Even if a new Republican president became transfixed by some grand scheme like, say, a federally funded voyage to Mars, he couldn’t afford to indulge that passion in the next four years because of the budget crisis. Romney, therefore, talks about federal programs he means to cut or eliminate rather than promising costly new expansions of government.
Skeptics may insist that neither Romney’s potential cuts in spending nor Obama’s proposed new “investments” in infrastructure amounts to huge sums of money, but it’s fair to ask which emphasis shows a more clear-headed conception of our current fiscal dilemma. And it’s also fair to conclude that Obama sounds far more Bush-like in his blithe determination to avoid unpleasant budgetary realities than does Romney with his repeated promise to impose strict spending limits.
Neither candidate counts as an ideal leader to chart a new direction after the follies of the recent past, but it ought to be obvious that Romney offers a better chance to break the destructive cycle of the Bush-Obama years.

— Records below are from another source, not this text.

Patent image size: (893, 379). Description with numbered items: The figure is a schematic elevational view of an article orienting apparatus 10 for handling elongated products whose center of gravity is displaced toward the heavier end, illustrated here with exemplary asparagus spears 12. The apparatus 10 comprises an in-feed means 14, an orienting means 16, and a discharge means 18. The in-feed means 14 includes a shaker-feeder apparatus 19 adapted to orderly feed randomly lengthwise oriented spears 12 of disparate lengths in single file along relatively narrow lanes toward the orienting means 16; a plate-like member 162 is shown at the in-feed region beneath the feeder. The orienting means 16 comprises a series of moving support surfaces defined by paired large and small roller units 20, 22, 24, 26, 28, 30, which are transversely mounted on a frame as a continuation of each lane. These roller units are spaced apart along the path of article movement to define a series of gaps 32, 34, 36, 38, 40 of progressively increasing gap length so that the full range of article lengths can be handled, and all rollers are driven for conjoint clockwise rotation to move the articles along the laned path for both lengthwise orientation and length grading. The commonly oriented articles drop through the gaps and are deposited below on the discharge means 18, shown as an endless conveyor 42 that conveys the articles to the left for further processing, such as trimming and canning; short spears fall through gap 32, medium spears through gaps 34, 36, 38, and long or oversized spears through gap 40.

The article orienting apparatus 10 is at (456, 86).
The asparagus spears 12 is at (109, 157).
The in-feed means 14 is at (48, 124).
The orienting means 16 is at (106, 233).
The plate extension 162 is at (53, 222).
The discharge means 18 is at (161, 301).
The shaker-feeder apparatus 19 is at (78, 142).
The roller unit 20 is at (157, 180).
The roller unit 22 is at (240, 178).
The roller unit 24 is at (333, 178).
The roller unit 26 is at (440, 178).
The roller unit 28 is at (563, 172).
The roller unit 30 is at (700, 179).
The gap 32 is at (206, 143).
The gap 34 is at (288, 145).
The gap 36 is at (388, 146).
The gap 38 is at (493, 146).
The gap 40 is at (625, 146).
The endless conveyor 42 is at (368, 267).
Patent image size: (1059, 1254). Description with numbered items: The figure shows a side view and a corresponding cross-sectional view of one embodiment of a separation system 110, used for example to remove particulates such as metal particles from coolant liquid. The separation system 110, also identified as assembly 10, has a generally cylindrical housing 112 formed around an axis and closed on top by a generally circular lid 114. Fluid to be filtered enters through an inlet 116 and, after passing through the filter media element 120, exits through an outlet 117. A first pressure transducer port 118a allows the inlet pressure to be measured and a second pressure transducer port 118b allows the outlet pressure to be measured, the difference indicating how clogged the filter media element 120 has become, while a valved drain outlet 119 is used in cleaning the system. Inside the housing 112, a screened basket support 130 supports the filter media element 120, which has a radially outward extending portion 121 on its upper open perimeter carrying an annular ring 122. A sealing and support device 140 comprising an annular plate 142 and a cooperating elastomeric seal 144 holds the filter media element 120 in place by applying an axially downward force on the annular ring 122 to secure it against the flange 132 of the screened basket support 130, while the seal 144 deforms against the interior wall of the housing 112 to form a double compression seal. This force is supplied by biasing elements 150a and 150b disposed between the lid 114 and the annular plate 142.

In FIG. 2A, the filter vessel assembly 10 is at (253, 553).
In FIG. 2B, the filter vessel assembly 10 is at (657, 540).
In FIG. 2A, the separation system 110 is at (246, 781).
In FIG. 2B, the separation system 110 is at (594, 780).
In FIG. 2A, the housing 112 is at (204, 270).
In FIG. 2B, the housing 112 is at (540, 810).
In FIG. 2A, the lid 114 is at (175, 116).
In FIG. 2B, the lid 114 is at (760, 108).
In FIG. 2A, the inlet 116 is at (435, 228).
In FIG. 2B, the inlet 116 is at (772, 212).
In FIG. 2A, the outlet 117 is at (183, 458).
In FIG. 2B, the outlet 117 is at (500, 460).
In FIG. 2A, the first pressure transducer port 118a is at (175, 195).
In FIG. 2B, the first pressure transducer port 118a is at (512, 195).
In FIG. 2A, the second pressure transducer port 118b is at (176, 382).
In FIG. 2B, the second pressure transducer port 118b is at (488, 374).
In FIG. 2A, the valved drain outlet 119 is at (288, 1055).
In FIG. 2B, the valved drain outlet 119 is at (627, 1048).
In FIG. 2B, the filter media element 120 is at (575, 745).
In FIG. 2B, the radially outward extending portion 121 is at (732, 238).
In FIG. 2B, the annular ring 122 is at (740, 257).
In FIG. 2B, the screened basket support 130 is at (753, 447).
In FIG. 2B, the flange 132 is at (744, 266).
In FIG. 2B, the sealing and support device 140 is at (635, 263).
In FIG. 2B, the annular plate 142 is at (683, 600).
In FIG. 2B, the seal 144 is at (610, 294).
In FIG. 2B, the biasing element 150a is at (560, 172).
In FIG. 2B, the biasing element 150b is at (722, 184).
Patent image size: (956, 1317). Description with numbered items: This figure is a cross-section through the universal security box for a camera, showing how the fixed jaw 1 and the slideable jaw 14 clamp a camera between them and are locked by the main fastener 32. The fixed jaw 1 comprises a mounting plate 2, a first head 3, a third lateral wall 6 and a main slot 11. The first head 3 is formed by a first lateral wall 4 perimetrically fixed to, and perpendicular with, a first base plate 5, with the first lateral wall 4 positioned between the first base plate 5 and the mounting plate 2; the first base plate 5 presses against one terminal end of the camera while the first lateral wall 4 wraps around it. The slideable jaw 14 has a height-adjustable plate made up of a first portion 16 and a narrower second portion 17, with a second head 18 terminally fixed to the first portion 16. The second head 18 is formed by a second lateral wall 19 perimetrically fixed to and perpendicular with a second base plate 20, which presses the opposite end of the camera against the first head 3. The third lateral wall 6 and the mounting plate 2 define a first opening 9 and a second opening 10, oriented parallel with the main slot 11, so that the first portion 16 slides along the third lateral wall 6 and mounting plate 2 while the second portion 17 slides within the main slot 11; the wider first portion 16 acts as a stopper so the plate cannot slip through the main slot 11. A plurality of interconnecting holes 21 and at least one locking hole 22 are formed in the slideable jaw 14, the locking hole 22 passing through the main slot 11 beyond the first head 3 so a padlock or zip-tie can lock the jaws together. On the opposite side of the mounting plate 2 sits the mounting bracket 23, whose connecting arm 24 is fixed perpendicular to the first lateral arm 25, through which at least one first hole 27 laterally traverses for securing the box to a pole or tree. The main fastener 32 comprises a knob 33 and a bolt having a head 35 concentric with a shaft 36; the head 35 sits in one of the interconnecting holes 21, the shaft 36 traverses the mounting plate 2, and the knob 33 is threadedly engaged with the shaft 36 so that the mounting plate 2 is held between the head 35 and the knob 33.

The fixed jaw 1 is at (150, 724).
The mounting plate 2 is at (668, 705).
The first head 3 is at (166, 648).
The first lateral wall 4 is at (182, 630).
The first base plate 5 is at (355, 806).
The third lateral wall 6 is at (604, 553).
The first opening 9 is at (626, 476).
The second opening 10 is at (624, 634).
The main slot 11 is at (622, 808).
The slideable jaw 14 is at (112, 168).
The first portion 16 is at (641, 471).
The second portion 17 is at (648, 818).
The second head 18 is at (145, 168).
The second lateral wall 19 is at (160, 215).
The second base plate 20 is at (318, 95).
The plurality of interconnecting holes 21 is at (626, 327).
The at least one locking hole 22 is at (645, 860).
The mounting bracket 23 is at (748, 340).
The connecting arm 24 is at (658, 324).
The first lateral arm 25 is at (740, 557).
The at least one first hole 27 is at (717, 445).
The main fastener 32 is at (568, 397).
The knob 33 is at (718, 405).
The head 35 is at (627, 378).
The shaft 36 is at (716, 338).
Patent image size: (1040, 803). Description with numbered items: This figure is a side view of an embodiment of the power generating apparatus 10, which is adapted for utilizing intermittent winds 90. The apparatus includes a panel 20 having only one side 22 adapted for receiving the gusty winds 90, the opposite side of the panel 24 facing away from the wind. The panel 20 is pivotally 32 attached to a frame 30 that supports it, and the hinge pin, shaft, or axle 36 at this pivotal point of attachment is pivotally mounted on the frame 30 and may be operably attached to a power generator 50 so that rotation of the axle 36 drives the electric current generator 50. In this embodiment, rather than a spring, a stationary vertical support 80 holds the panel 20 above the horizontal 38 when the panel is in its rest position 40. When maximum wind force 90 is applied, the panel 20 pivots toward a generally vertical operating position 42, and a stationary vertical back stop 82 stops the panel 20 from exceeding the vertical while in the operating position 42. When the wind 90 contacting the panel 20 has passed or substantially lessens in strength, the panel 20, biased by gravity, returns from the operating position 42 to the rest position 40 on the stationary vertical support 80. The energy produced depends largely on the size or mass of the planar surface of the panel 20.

Though he’s trying mightily to present himself as the un-Obama, it’s far tougher for the Republican candidate to present himself (appropriately and effectively) as the un-Bush without giving mortal offense to the many W. loyalists in the GOP.
But he should be able to offer a more forceful response to that tired challenge about “going back to the failed policies of George W. Bush.”
First of all, it’s Obama who’s replicated those dangerous patterns in his first four years by reducing revenue and increasing spending and debt. And second, by doubling and tripling down on the most irresponsible aspects of the Bush administration’s economic management, while proposing even more excesses for a second term, the president hasn’t healed the dysfunctional dynamic of our federal government but served to make it immeasurably worse.